NeurIPS 2020

An Asymptotically Optimal Primal-Dual Incremental Algorithm for Contextual Linear Bandits

Meta Review

Four knowledgeable reviewers refereed the paper. Several issues were raised, and not all reviewers recommended acceptance. The first points that was brought up in several reviews is the motivation for looking at asymptotically optimal algorithms, and how much these are relevant in practice. The authors successfully addressed this in the rebuttal, and I recommend that this answer is taken as the starting point to reinforce the motivation part of the paper. Futher, reviewer #3 raised the missing comparison with Chu, Li, Reyzin and Schapire, 2011 as a major objection.
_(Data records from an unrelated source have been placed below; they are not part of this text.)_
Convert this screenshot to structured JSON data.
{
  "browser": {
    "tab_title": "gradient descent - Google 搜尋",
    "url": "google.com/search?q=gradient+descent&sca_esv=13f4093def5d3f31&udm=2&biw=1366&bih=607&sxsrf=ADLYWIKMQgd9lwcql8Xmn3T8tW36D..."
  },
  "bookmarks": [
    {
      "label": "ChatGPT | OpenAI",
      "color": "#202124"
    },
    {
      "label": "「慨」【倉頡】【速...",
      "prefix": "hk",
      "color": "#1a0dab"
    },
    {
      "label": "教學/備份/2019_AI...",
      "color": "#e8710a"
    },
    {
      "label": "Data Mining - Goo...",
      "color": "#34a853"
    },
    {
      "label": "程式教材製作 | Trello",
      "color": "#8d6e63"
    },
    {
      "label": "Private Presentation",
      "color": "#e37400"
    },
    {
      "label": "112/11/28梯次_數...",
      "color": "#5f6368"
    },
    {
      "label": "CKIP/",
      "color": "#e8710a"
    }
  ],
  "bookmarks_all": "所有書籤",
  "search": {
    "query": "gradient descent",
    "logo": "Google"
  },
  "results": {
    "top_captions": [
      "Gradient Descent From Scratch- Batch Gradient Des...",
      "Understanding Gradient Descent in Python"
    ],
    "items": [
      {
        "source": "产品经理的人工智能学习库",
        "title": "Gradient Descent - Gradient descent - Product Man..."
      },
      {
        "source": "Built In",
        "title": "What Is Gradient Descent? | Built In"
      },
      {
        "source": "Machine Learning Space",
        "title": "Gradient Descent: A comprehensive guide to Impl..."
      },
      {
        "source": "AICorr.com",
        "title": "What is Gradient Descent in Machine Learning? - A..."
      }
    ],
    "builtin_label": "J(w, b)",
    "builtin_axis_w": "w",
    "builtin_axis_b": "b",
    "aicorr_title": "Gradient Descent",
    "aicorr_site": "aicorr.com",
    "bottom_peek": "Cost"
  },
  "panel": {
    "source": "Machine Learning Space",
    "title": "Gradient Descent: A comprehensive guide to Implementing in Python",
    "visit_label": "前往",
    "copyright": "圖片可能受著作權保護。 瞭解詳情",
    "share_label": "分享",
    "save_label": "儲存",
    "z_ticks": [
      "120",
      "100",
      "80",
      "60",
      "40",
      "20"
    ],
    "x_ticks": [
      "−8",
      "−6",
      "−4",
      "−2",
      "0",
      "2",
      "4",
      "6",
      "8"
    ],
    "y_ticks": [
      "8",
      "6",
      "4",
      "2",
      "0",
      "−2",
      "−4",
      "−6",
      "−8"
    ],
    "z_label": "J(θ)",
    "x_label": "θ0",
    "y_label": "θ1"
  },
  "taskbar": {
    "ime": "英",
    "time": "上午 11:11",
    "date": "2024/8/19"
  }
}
However, this is in my opinion successfully addressed by the rebuttal through a chain of citations and by pointing out that past bounds are weaker than the reviewer believed. I am therefore lowering the confidence on the low score of reviewer 3. What remains is that the paper extends a series of works proving instance-optimal regret guarantees based on information theoretic lower bounds, now to address the contextual bandit setting, providing finite-time guarantees. This is therefore a worthwhile contribution, passing the acceptance threshold. I strongly encourage the authors to integrate the discussion points from the rebuttal (relation asymptotic optimality and practicality, comparing the dependence of the new and previous bounds in their various problem parameter dependences).